The quality of the beef is unsurpassed in the majority of places that I have been to and it, quite frankly, roasted to perfection, which, in my humble opnion can only be medium rare.

Given that their steak knives there are not as sturdy as one might expect, I was quite plesantly surprised to slice through the beef with the same ease that Tom Cruise sliced off that poor japanese extra's head off in the Last Samurai, albiet, with less blood and gore. Raising a piece to my mouth and taking that first bite, it becomes apparent that you have now entered a realm that not many restaurants in Singapore are capable of taking you too. That realm of unbridled joy as the moist meat starts to melt and releases all the built up flavour stored in that wonderful cow. Almost makes you sad that a living thing had to die for this.

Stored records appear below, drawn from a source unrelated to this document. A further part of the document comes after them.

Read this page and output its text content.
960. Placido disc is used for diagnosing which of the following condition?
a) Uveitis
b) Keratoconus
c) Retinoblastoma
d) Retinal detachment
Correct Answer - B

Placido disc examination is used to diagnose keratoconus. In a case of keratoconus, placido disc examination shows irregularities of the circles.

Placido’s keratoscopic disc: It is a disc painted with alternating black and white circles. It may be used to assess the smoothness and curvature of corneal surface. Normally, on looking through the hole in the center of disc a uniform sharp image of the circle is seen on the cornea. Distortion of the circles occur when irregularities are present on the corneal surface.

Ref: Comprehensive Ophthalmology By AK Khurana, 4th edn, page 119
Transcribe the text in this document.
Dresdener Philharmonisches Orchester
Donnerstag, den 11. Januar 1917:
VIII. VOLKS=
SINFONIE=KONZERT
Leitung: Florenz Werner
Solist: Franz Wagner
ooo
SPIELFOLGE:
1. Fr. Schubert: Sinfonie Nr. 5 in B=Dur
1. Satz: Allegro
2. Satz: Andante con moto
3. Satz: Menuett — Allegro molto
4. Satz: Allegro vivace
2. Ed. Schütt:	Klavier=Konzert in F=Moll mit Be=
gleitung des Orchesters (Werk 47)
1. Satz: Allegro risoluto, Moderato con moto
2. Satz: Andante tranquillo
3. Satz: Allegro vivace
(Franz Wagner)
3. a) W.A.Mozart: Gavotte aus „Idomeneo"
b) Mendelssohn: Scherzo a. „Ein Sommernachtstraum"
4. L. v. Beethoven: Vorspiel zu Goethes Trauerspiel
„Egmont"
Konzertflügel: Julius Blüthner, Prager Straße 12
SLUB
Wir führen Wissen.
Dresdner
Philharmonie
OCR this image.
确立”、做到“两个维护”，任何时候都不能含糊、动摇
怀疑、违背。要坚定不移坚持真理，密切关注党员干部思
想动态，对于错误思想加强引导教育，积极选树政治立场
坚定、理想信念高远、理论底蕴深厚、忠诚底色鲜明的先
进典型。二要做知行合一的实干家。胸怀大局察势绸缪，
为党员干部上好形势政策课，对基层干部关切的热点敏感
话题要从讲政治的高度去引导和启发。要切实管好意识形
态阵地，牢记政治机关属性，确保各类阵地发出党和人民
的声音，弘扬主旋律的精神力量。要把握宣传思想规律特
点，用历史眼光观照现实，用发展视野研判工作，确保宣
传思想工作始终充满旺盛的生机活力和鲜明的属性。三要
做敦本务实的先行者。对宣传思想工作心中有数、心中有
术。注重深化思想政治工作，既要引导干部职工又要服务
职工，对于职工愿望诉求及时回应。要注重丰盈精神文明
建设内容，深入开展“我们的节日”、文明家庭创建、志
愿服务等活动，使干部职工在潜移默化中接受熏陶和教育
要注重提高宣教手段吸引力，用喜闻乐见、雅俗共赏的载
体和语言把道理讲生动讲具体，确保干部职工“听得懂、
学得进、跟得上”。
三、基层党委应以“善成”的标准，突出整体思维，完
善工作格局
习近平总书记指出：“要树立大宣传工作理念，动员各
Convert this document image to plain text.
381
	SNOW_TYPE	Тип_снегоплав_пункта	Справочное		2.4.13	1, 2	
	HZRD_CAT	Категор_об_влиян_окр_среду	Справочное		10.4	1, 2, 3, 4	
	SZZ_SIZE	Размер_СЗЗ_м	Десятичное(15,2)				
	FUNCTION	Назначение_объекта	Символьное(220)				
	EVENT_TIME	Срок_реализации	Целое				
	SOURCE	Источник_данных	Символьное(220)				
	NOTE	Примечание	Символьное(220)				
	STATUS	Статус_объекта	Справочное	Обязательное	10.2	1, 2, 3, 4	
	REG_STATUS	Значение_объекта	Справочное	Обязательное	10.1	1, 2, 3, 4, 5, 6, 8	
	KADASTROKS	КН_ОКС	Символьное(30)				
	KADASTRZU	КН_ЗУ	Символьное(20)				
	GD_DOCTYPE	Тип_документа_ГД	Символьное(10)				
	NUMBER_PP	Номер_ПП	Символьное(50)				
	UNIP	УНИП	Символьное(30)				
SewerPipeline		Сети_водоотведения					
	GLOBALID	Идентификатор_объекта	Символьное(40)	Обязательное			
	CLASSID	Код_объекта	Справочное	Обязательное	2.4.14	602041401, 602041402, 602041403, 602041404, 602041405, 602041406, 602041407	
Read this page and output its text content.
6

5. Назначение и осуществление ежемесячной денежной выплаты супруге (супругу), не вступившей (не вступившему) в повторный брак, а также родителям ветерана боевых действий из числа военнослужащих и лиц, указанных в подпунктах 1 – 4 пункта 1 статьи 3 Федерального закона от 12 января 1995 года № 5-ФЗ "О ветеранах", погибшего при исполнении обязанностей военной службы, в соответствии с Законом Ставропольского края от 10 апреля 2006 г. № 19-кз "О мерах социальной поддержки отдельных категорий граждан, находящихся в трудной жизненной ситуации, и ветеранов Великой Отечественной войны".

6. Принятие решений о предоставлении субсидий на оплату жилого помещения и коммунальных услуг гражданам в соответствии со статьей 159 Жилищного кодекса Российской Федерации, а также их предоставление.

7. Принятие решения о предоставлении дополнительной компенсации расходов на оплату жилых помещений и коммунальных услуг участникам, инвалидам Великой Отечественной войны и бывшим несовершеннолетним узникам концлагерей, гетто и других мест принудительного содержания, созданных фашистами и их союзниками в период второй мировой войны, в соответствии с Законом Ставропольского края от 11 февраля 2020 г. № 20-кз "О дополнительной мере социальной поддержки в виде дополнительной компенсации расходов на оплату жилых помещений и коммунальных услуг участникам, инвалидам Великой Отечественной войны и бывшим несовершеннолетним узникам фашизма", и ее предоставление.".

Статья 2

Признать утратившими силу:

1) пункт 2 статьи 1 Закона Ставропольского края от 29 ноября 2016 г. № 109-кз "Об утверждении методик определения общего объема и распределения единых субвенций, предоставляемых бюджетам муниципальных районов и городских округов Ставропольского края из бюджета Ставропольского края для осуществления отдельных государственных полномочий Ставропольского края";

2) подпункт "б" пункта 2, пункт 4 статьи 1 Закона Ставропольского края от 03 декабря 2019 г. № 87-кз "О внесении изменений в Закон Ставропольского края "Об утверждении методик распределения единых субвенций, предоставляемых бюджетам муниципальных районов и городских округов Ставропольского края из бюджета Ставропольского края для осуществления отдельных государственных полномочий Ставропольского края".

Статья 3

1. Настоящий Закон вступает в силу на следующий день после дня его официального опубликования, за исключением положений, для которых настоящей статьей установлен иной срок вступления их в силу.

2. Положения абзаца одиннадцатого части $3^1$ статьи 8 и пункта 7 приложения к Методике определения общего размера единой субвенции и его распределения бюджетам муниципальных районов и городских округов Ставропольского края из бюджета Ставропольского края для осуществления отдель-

Almost.

As expected with most English restaurants, it comes in 3 sizes, Ladies cut rougly about 180g, Normal cut about 250g and Gentleman's cut, about 400g. Guess which one I went for. Mind you, there is absolutely nothing gentle about trying to finish 400g of beef in one sitting. I swear, if the cuts get any larger, they'll probably just bring out the whole bloody cow. When I finally managed to wither it down to my last 4 cm by 4cm piece, my stomach sent my brain a crucial piece of information. It told my brain that if I had the audacity to actually finish that last piece of beef, it would have no moral compunctions to let my eyes see what it did to the last few hundred prices of cow that the mouth sent down. Needless to say, I did stop at that point, but i was rather dissapointed in myself for wasting that piece.

One snag though, if you're planning to go there, you're going to need to have a membership or go with a member. And seeing as how the membership application list is about 15 years long and cost about $35,000, you would probably have a beeter chance of finding a sympathetic member to bring you. So if you are one of the select few that do find yourself chosen by god to attend such a feast, I suggest you attend it with gusto, I can almost guarantee that it won't dissapoint.

Anonymous said...


Juz thought i'd leave a comment... I think the very watery liquid is called "au jus" which is the beef juices that are left behind after the steak is cooked in the oven, beef essence if you will.. =)


LiquidShaDow said...

Thanks Tery. I did suspect it might be that due to the Borvil like taste. I wasn't sure however.